A Trombone in a world of Trumpets.
I got to pick a musical instrument at that age in school when you're offered experiences designed to shape, mould you into something more exotic, to help you become cultured, mature. To grow up.
I remember it like it was yesterday, leaving an indelible blueprint on my psyche the shade of shame, humiliation and regret, like a recently branded animal owned by a neighbouring farm.
There were about 10 of us lined up. With the tallest at the front, I would be the last to choose, given the luxury or in my case burden, of witnessing everyone else's choices before my own.
The first peer walked to the front, announced loudly what instrument they wanted to play to the teacher taking notes and exited left. As each peer completed this transaction, we walked two steps forward. Each step taken, took me one spiral deeper into a mind and body so conflicted I was scared I would pass out or explode. The incessant internal chatter was two simple words agonisingly pleaded over and over:
Say trombone. Say trombone. Say trombone.

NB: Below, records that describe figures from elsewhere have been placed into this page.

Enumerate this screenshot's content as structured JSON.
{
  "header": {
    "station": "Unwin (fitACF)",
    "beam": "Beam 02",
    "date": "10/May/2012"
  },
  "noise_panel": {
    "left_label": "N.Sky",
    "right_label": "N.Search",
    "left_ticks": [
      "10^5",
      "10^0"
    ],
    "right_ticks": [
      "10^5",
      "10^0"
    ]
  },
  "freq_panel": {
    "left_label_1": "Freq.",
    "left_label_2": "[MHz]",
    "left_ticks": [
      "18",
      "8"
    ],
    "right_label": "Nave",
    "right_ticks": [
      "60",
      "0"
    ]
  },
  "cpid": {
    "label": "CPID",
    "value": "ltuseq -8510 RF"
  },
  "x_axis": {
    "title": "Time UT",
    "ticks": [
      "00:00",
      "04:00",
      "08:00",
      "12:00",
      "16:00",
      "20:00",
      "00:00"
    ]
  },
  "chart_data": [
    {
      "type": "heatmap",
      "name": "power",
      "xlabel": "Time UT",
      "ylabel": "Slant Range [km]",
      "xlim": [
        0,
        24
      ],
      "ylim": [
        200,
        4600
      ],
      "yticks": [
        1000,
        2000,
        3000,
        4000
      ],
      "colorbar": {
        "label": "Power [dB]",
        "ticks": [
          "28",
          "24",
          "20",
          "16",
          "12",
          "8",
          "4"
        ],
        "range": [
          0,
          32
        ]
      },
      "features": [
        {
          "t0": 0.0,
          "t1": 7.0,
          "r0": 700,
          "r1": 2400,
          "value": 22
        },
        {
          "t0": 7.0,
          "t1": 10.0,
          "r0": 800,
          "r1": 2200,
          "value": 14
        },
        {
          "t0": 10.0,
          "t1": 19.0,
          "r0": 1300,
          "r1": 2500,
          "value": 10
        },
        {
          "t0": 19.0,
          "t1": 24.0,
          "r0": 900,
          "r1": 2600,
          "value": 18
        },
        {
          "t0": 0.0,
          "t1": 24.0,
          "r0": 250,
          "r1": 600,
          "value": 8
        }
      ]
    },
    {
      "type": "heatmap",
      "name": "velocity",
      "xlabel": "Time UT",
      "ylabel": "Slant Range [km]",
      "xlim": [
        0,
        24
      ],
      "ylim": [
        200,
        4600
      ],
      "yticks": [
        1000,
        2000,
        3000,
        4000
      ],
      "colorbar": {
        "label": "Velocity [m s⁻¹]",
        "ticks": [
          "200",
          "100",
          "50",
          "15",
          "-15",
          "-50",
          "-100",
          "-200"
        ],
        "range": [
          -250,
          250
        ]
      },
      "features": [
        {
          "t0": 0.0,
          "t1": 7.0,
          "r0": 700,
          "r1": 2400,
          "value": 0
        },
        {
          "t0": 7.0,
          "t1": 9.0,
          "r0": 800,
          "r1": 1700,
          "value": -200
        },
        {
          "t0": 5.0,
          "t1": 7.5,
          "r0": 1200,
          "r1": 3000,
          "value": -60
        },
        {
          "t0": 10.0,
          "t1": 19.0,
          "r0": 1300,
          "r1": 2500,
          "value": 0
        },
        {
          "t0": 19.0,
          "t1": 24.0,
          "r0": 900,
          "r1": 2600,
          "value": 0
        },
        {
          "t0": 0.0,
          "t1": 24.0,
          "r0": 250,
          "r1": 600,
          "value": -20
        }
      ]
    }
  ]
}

To this day I have no idea why I wanted to play the trombone. It would have been taller than I was, possibly heavier and totally impractical. But still, I desperately wanted to learn to play one.
Every one of the nine classmates in front of me asked for a trumpet. Every single one. Yet, every time I heard the word spoken, I shrank a little more, I swallowed sickly, struggling to stay calm. I knew the inevitability of the sell-out-treachery I was about to commit to my 10-year-old self before I even said the seven letters that sealed my betrayal and heartbreaking fate…
Say trombone. Say trombone. Say trombone.
Lisa, what instrument would you like to play?
Trumpet, please.
And there it was. The moment that would haunt me for the next two decades and cost me more than my 10-year-old-self could ever comprehend. For the record, I still have a dislike for trumpets today and I had never seen, touched or held a trombone.
Two months ago, my sister was in Aldi and called me whilst wandering the aisles. She asked if I wanted a brass instrument. I laughed.
They have trumpets.
Trumpets? In a supermarket?
One trombone left, want it?
What?
One trombone left; want it?
Trombone? Yes, please.
My sister bought me the trombone, which is bigger than me, almost as heavy and I still can't play it. But it's mine - a shining, brassy reminder of a moment when I chose to trade being who I was (a trombone dreamer), for who I was never meant to be (a trumpet player), all to fit in, be a part of and please you so you'll like me.
My sister never knew this story or that she gave me the gift 40 years later of a new ending. An epilogue that reminds that we are never too old, never too small, that it is never too late to rewrite your own story, with the grace of a second chance and a spare room with a trombone in it that you'll maybe never play, but finally, you got to own.